Gli effetti della secolarizzazione vennero acuiti dalla modernizzazione economica che all'inizio del XIX secolo investì progressivamente l'Europa e l'America. L'avvento della società industriale mutò il valore della tradizione religiosa nella vita quotidiana. Nella sfera dell'agire economico il guadagno monetario divenne più importante del soddisfacimento dei bisogni tradizionali. Nell'ambito del potere politico la legislazione scritta divenne più importante della consuetudine. La tradizione religiosa perse il suo valore tradizionale di norma dell'agire sociale. Niklas Luhmann ha parlato a questo proposito di un processo di 'differenziazione della religione', che ne ha mutato radicalmente le funzioni. La religione ha perso il suo valore regolativo per la società ed è diventata un sottosistema funzionale autonomo, indipendente sia da quello economico che da quello politico. In questo modo è potuta divenire oggetto di giudizio da punti di vista a essa estranei, come quello dell'economia razionale o della legittimità politica. Nello stesso tempo, però, ha acquistato il carattere di un sistema autonomo rispetto alle grandi potenze sociali. Questo processo ha avuto inoltre importanti conseguenze per ciò che Luhmann ha definito "sicurezza originaria" della religione, nel senso che non è più possibile un trapasso da certezze religiose a certezze non religiose e viceversa (v. Luhmann, 1993, p. 259).
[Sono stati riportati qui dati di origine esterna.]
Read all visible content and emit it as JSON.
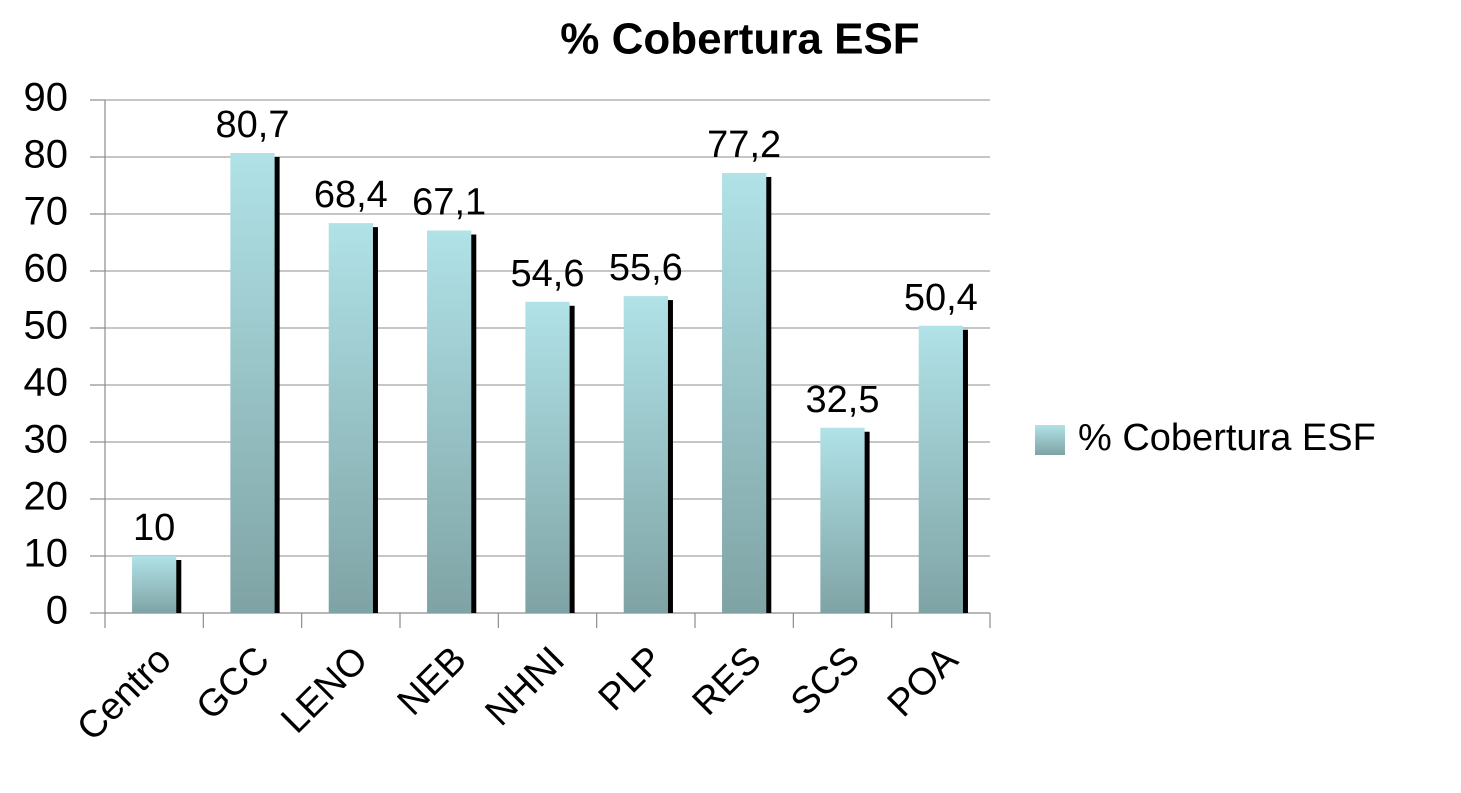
{
  "chart_data": {
    "type": "bar",
    "title": "% Cobertura ESF",
    "categories": [
      "Centro",
      "GCC",
      "LENO",
      "NEB",
      "NHNI",
      "PLP",
      "RES",
      "SCS",
      "POA"
    ],
    "series": [
      {
        "name": "% Cobertura ESF",
        "color": "#b0e2e7",
        "values": [
          10,
          80.7,
          68.4,
          67.1,
          54.6,
          55.6,
          77.2,
          32.5,
          50.4
        ],
        "value_labels": [
          "10",
          "80,7",
          "68,4",
          "67,1",
          "54,6",
          "55,6",
          "77,2",
          "32,5",
          "50,4"
        ]
      }
    ],
    "ylim": [
      0,
      90
    ],
    "yticks": [
      0,
      10,
      20,
      30,
      40,
      50,
      60,
      70,
      80,
      90
    ],
    "grid": true,
    "legend": "right"
  }
}
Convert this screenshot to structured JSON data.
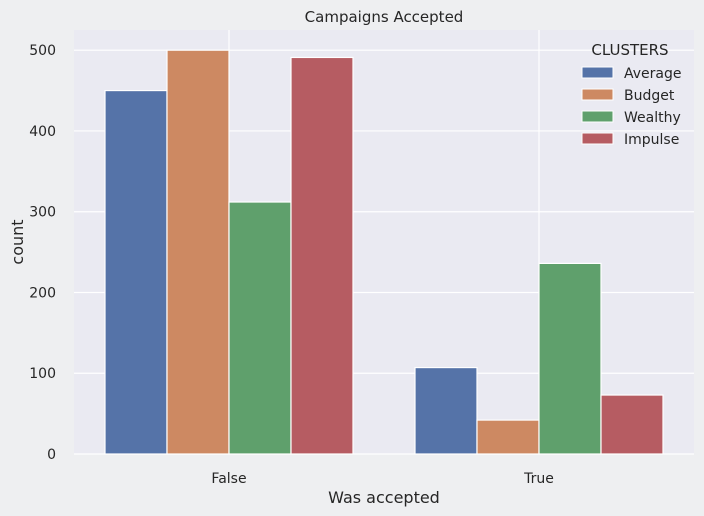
{
  "chart_data": {
    "type": "bar",
    "title": "Campaigns Accepted",
    "xlabel": "Was accepted",
    "ylabel": "count",
    "categories": [
      "False",
      "True"
    ],
    "ylim": [
      0,
      525
    ],
    "yticks": [
      0,
      100,
      200,
      300,
      400,
      500
    ],
    "grid": true,
    "legend": {
      "title": "CLUSTERS",
      "position": "top-right"
    },
    "series": [
      {
        "name": "Average",
        "color": "#5573a8",
        "values": [
          450,
          107
        ]
      },
      {
        "name": "Budget",
        "color": "#cd8962",
        "values": [
          500,
          42
        ]
      },
      {
        "name": "Wealthy",
        "color": "#5fa06c",
        "values": [
          312,
          236
        ]
      },
      {
        "name": "Impulse",
        "color": "#b65c62",
        "values": [
          491,
          73
        ]
      }
    ]
  }
}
Gli effetti della modernizzazione sulle religioni sono stati analizzati da Peter Berger. "Innumerevoli individui - egli afferma - vivono nell'ambivalenza tra liberazione e alienazione [...]. La modernità viene di fatto vissuta come una liberazione - dai limiti ristretti della tradizione, dalla miseria, dai vincoli del clan e della tribù. D'altro canto per questa liberazione viene pagato un prezzo altissimo. L'uomo sperimenta oggi una solitudine impensabile nella società tradizionale: privato dei vincoli di solidarietà della sua esistenza collettiva, vive altresì nella totale incertezza riguardo alle norme che dovrebbero guidare la sua esistenza, e non sa più nemmeno chi o cosa egli sia" (v. Berger, 1979).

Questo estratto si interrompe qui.